During the years between 1799 and 1806, he spent short periods in a country lawyer's office, a London West India merchant's counting house, an Edinburgh solicitor's chambers, and held the position of surgeon's mate on board H.M. guardship Gladiator in Portsmouth Harbour, under his uncle, who was surgeon.

He went to London in 1806 and became a newspaper reporter. He was in the lobby of the House of Commons on 11 May 1812, when Spencer Perceval was shot, and was the first to seize the assassin. By 1812, he had become editor of The Sun, a semi-official Tory paper started by John Heriot in 1792; he was still there in 1815 and occasionally inserted literary articles, then quite an unusual proceeding; but a quarrel with the chief proprietor brought that engagement to a close in 1817. He passed next to the editor's chair of The Literary Gazette, which he conducted with success for thirty-four years.

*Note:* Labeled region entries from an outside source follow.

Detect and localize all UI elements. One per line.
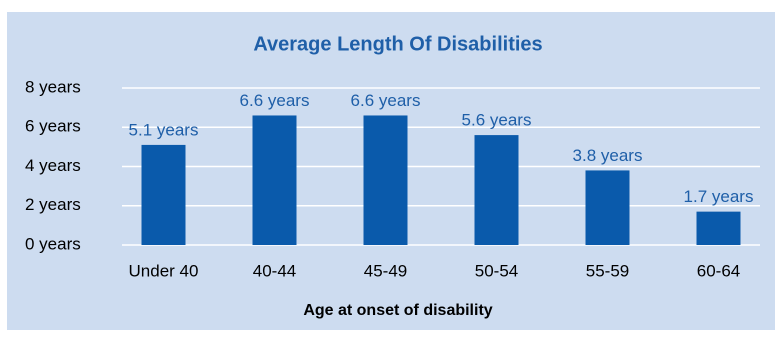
y-tick-label: 6 years [25,117,81,136]
y-tick-label: 0 years [25,234,81,253]
bar [585,170,630,245]
x-tick-label: 40-44 [253,261,296,280]
value-label: 3.8 years [573,146,643,165]
x-tick-label: 45-49 [364,261,407,280]
value-label: 5.1 years [129,120,199,139]
x-tick-label: Under 40 [129,261,199,280]
bar [252,115,297,245]
bar [696,211,741,245]
y-tick-label: 4 years [25,156,81,175]
value-label: 5.6 years [462,111,532,130]
bar [363,115,408,245]
y-tick-label: 2 years [25,195,81,214]
value-label: 6.6 years [240,91,310,110]
x-tick-label: 50-54 [475,261,518,280]
x-tick-label: 55-59 [586,261,629,280]
bar [141,144,186,245]
value-label: 6.6 years [351,91,421,110]
value-label: 1.7 years [684,187,754,206]
chart-title: Average Length Of Disabilities [253,33,542,55]
bar [474,135,519,245]
x-axis-title: Age at onset of disability [303,302,492,319]
x-tick-label: 60-64 [697,261,740,280]
y-tick-label: 8 years [25,77,81,96]
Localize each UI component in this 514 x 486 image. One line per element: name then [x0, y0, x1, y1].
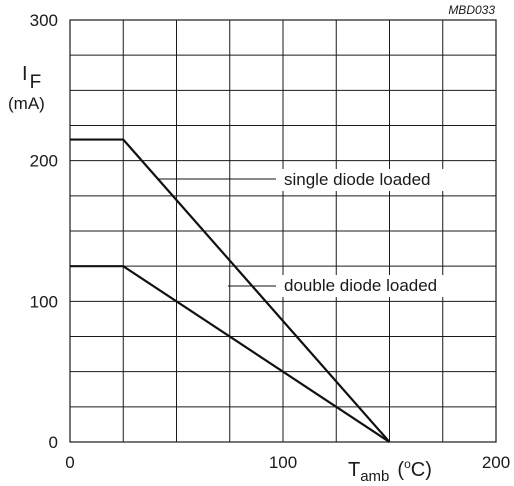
y-tick-label: 200: [30, 152, 58, 171]
series-layer: [70, 138, 391, 443]
x-axis-label: Tamb (oC): [348, 457, 432, 485]
series-line-1: [70, 138, 391, 443]
x-tick-labels: 0 100 200: [65, 453, 510, 472]
plot-frame: [69, 19, 497, 443]
figure-reference: MBD033: [448, 3, 495, 17]
y-tick-label: 100: [30, 292, 58, 311]
annotation-background: [280, 275, 452, 297]
series-line-2: [70, 265, 391, 443]
x-tick-label: 100: [269, 453, 297, 472]
x-tick-label: 0: [65, 453, 74, 472]
series-label: single diode loaded: [284, 170, 431, 189]
annotation-background: [280, 169, 452, 191]
y-tick-label: 300: [30, 11, 58, 30]
series-label: double diode loaded: [284, 276, 437, 295]
x-tick-label: 200: [482, 453, 510, 472]
y-axis-unit: (mA): [8, 94, 45, 113]
grid: [70, 20, 496, 442]
annotation-layer: single diode loaded double diode loaded: [158, 169, 452, 297]
y-tick-label: 0: [49, 433, 58, 452]
y-tick-labels: 0 100 200 300: [30, 11, 58, 452]
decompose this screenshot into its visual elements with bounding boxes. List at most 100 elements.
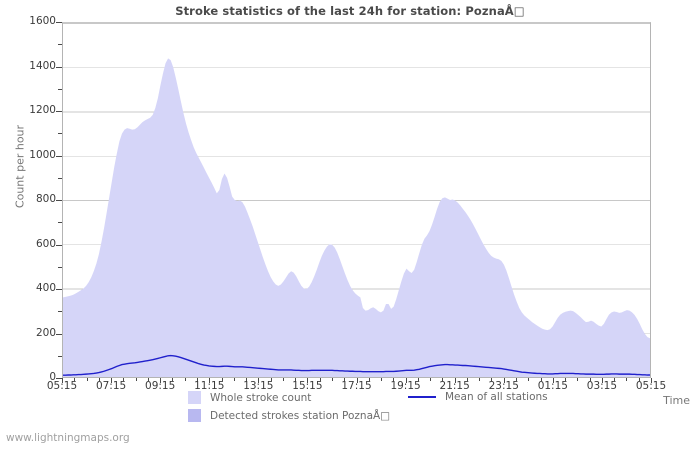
legend-item-label: Detected strokes station PoznaÅ□: [210, 409, 391, 422]
x-tick-mark-minor: [148, 378, 149, 381]
y-tick-mark-minor: [58, 133, 62, 134]
x-tick-mark-minor: [271, 378, 272, 381]
x-tick-mark-minor: [381, 378, 382, 381]
x-tick-mark: [455, 378, 456, 383]
x-tick-mark-minor: [639, 378, 640, 381]
x-tick-label: 05:15: [635, 380, 667, 392]
y-tick-mark: [56, 156, 62, 157]
x-tick-mark: [258, 378, 259, 383]
x-tick-label: 15:15: [292, 380, 323, 392]
x-tick-label: 03:15: [586, 380, 618, 392]
y-tick-label: 600: [35, 237, 56, 250]
line-series-0: [63, 356, 650, 376]
y-tick-label: 1000: [29, 148, 56, 161]
x-tick-mark-minor: [185, 378, 186, 381]
area-series-0: [63, 58, 650, 377]
legend-line-icon: [408, 396, 436, 398]
x-tick-mark: [160, 378, 161, 383]
x-tick-mark-minor: [222, 378, 223, 381]
x-tick-mark: [553, 378, 554, 383]
x-tick-mark-minor: [344, 378, 345, 381]
y-tick-mark-minor: [58, 178, 62, 179]
y-tick-mark-minor: [58, 311, 62, 312]
y-tick-mark-minor: [58, 89, 62, 90]
y-tick-mark: [56, 67, 62, 68]
y-tick-mark: [56, 334, 62, 335]
x-tick-mark-minor: [528, 378, 529, 381]
x-tick-mark-minor: [99, 378, 100, 381]
y-tick-mark-minor: [58, 222, 62, 223]
x-tick-mark-minor: [467, 378, 468, 381]
legend-item-label: Whole stroke count: [210, 391, 312, 404]
x-tick-mark-minor: [479, 378, 480, 381]
legend-item-whole-stroke-count[interactable]: Whole stroke count: [188, 391, 311, 404]
legend-swatch-icon: [188, 391, 201, 404]
watermark: www.lightningmaps.org: [6, 432, 130, 444]
x-tick-mark: [111, 378, 112, 383]
x-tick-label: 17:15: [341, 380, 372, 392]
y-tick-label: 1600: [29, 15, 56, 27]
x-tick-mark-minor: [74, 378, 75, 381]
x-tick-mark: [406, 378, 407, 383]
y-tick-mark: [56, 200, 62, 201]
x-tick-mark-minor: [541, 378, 542, 381]
x-tick-mark-minor: [246, 378, 247, 381]
x-tick-mark: [504, 378, 505, 383]
legend-item-label: Mean of all stations: [445, 391, 548, 403]
x-tick-mark: [651, 378, 652, 383]
x-tick-label: 05:15: [46, 380, 78, 392]
y-tick-label: 400: [35, 282, 56, 294]
y-tick-mark: [56, 22, 62, 23]
x-tick-label: 23:15: [488, 380, 519, 392]
plot-area: [62, 22, 651, 378]
x-tick-mark: [602, 378, 603, 383]
x-tick-label: 13:15: [243, 380, 274, 392]
plot-svg: [63, 23, 650, 377]
y-axis-tick-labels: 0 200 400 600 800 1000 1200 1400 1600: [10, 0, 56, 450]
chart-legend: Whole stroke count Detected strokes stat…: [0, 391, 700, 431]
x-tick-label: 09:15: [145, 380, 176, 392]
x-tick-mark-minor: [87, 378, 88, 381]
y-tick-mark-minor: [58, 356, 62, 357]
x-tick-mark-minor: [172, 378, 173, 381]
x-tick-mark-minor: [442, 378, 443, 381]
x-tick-mark: [307, 378, 308, 383]
chart-title: Stroke statistics of the last 24h for st…: [175, 4, 525, 18]
y-tick-label: 1200: [29, 104, 56, 116]
legend-item-detected-strokes-station[interactable]: Detected strokes station PoznaÅ□: [188, 409, 390, 422]
x-tick-mark-minor: [430, 378, 431, 381]
x-tick-label: 07:15: [95, 380, 127, 392]
y-tick-mark-minor: [58, 44, 62, 45]
y-tick-mark: [56, 378, 62, 379]
x-tick-mark-minor: [295, 378, 296, 381]
x-tick-mark-minor: [197, 378, 198, 381]
y-tick-mark-minor: [58, 267, 62, 268]
y-tick-label: 0: [49, 371, 56, 383]
x-axis-label: Time: [663, 394, 690, 407]
x-tick-mark-minor: [614, 378, 615, 381]
x-tick-mark-minor: [516, 378, 517, 381]
x-tick-mark-minor: [491, 378, 492, 381]
y-tick-label: 1400: [29, 59, 56, 72]
x-tick-mark: [209, 378, 210, 383]
x-tick-mark: [357, 378, 358, 383]
x-tick-mark-minor: [332, 378, 333, 381]
x-tick-mark-minor: [234, 378, 235, 381]
x-tick-mark-minor: [320, 378, 321, 381]
y-tick-label: 800: [35, 193, 56, 205]
y-tick-label: 200: [35, 326, 56, 339]
x-tick-mark-minor: [626, 378, 627, 381]
x-tick-mark-minor: [369, 378, 370, 381]
legend-item-mean-of-all-stations[interactable]: Mean of all stations: [408, 391, 548, 403]
x-tick-mark-minor: [565, 378, 566, 381]
x-tick-mark-minor: [136, 378, 137, 381]
y-tick-mark: [56, 111, 62, 112]
x-tick-label: 19:15: [390, 380, 421, 392]
x-tick-mark-minor: [123, 378, 124, 381]
x-tick-mark-minor: [590, 378, 591, 381]
x-tick-mark-minor: [393, 378, 394, 381]
x-tick-label: 11:15: [194, 380, 225, 392]
legend-swatch-icon: [188, 409, 201, 422]
x-tick-mark-minor: [418, 378, 419, 381]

Jerdan's position as editor brought him into contact with many distinguished writers. An account of his friends, among whom Canning was a special intimate, is to be found in his Men I have Known (1866); the men featured in the book include William Buckland, Samuel Taylor Coleridge, Edward Forbes, F.R.S. (with a colourful, eyewitness account of one of Forbes' early oceanographic dredging operations) and William Wordsworth. When Jerdan retired in 1850 from the editorship of The Literary Gazette, his pecuniary affairs were far from satisfactory. A testimonial of over £900 was subscribed by his friends; and in 1853 a government pension of 100 guineas was conferred on him by Lord Aberdeen. He published his Autobiography in four volumes from 1852 to 1853.

His grave in Bushey has a memorial sculpted by Joseph Durham.